How to disable PF mode and always run as native:

# echo 0 > /sys/kernel/config/xe/0000:00:02.0/sriov/max_vfs
# echo 0000:00:02.0 > /sys/bus/pci/drivers/xe/bind

This setting only takes effect when probing the device.

Remove devices

The created device directories can be removed using rmdir:

# rmdir /sys/kernel/config/xe/0000:03:00.0/

Internal API

void xe_configfs_check_device(struct pci_dev *pdev)

Test if device was configured by configfs

Parameters

struct pci_dev *pdev

the pci_dev device to test

Description

Try to find the configfs group that belongs to the specified pci device and print a diagnostic message if different than the default value.

bool xe_configfs_get_survivability_mode(struct pci_dev *pdev)

get configfs survivability mode attribute

Parameters

struct pci_dev *pdev

pci device

Return

survivability_mode attribute in configfs

u64 xe_configfs_get_engines_allowed(struct pci_dev *pdev)

get engine allowed mask from configfs

Parameters

struct pci_dev *pdev

pci device

Return

engine mask with allowed engines set in configfs

bool xe_configfs_get_psmi_enabled(struct pci_dev *pdev)

get configfs enable_psmi setting

Parameters

struct pci_dev *pdev

pci device

Return

enable_psmi setting in configfs

u32 xe_configfs_get_ctx_restore_mid_bb(struct pci_dev *pdev, enum xe_engine_class class, const u32 **cs)
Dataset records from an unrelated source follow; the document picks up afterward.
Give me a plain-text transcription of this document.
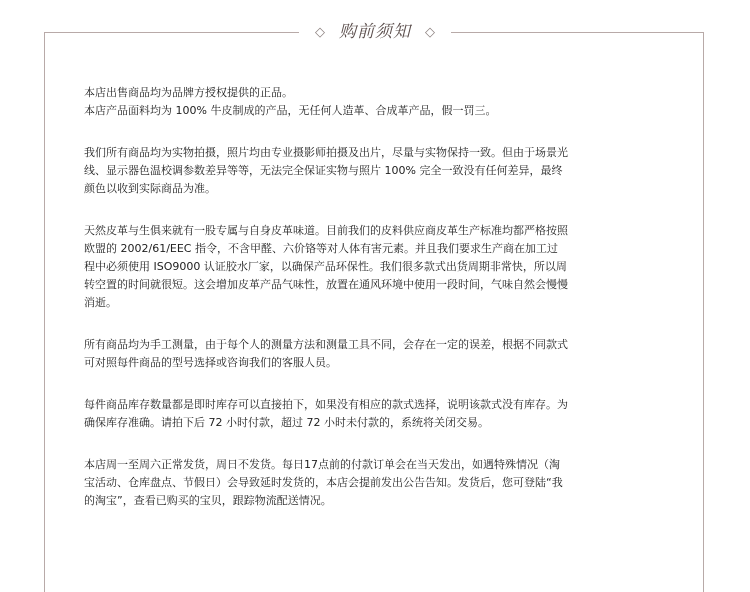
◇ 购前须知 ◇

本店出售商品均为品牌方授权提供的正品。
本店产品面料均为 100% 牛皮制成的产品，无任何人造革、合成革产品，假一罚三。

我们所有商品均为实物拍摄，照片均由专业摄影师拍摄及出片，尽量与实物保持一致。但由于场景光
线、显示器色温校调参数差异等等，无法完全保证实物与照片 100% 完全一致没有任何差异，最终
颜色以收到实际商品为准。

天然皮革与生俱来就有一股专属与自身皮革味道。目前我们的皮料供应商皮革生产标准均都严格按照
欧盟的 2002/61/EEC 指令，不含甲醛、六价铬等对人体有害元素。并且我们要求生产商在加工过
程中必须使用 ISO9000 认证胶水厂家，以确保产品环保性。我们很多款式出货周期非常快，所以周
转空置的时间就很短。这会增加皮革产品气味性，放置在通风环境中使用一段时间，气味自然会慢慢
消逝。

所有商品均为手工测量，由于每个人的测量方法和测量工具不同，会存在一定的误差，根据不同款式
可对照每件商品的型号选择或咨询我们的客服人员。

每件商品库存数量都是即时库存可以直接拍下，如果没有相应的款式选择，说明该款式没有库存。为
确保库存准确。请拍下后 72 小时付款，超过 72 小时未付款的，系统将关闭交易。

本店周一至周六正常发货，周日不发货。每日17点前的付款订单会在当天发出，如遇特殊情况（淘
宝活动、仓库盘点、节假日）会导致延时发货的，本店会提前发出公告告知。发货后，您可登陆“我
的淘宝”，查看已购买的宝贝，跟踪物流配送情况。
get configfs ctx_restore_mid_bb setting

Parameters

struct pci_dev *pdev

pci device

enum xe_engine_class class

hw engine class

const u32 **cs

pointer to the bb to use - only valid during probe

Return

Number of dwords used in the mid_ctx_restore setting in configfs

u32 xe_configfs_get_ctx_restore_post_bb(struct pci_dev *pdev, enum xe_engine_class class, const u32 **cs)
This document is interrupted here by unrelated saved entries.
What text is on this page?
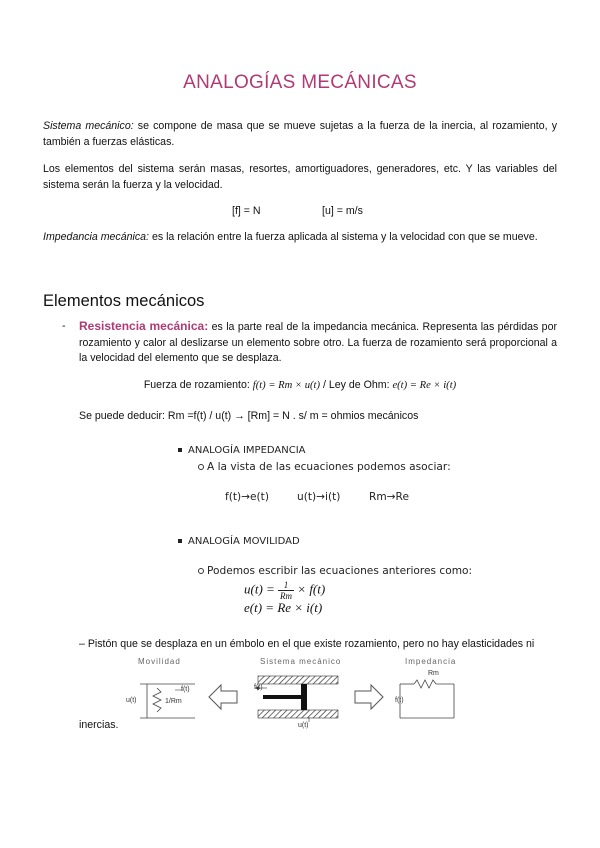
ANALOGÍAS MECÁNICAS
Sistema mecánico: se compone de masa que se mueve sujetas a la fuerza de la inercia, al rozamiento, y también a fuerzas elásticas.
Los elementos del sistema serán masas, resortes, amortiguadores, generadores, etc. Y las variables del sistema serán la fuerza y la velocidad.
[f] = N	[u] = m/s
Impedancia mecánica: es la relación entre la fuerza aplicada al sistema y la velocidad con que se mueve.
Elementos mecánicos
- Resistencia mecánica: es la parte real de la impedancia mecánica. Representa las pérdidas por rozamiento y calor al deslizarse un elemento sobre otro. La fuerza de rozamiento será proporcional a la velocidad del elemento que se desplaza.
Fuerza de rozamiento: f(t) = Rm × u(t) / Ley de Ohm: e(t) = Re × i(t)
Se puede deducir: Rm =f(t) / u(t) → [Rm] = N . s/ m = ohmios mecánicos
ANALOGÍA IMPEDANCIA
A la vista de las ecuaciones podemos asociar:
f(t)→e(t)	u(t)→i(t)	Rm→Re
ANALOGÍA MOVILIDAD
Podemos escribir las ecuaciones anteriores como:
$u(t) = \frac{1}{Rm} \times f(t)$
e(t) = Re × i(t)
– Pistón que se desplaza en un émbolo en el que existe rozamiento, pero no hay elasticidades ni
Movilidad	Sistema mecánico	Impedancia
u(t)
f(t)
1/Rm
f(t)
u(t)
Rm
f(t)
inercias.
get configfs ctx_restore_post_bb setting

Parameters

struct pci_dev *pdev

pci device

enum xe_engine_class class

hw engine class

const u32 **cs

pointer to the bb to use - only valid during probe

Return

Number of dwords used in the post_ctx_restore setting in configfs

unsigned int xe_configfs_get_max_vfs(struct pci_dev *pdev)
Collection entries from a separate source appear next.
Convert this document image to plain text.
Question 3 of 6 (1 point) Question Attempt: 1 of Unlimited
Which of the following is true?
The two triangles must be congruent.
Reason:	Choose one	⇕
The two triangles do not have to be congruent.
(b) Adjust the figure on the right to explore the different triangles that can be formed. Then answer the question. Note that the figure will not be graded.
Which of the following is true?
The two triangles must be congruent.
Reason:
Get number of VFs that could be managed

Parameters

struct pci_dev *pdev

the pci_dev device

Description

Find the configfs group that belongs to the PCI device and return maximum number of Virtual Functions (VFs) that could be managed by this device. If configfs group is not present, use value of max_vfs module parameter.

Return

maximum number of VFs that could be managed.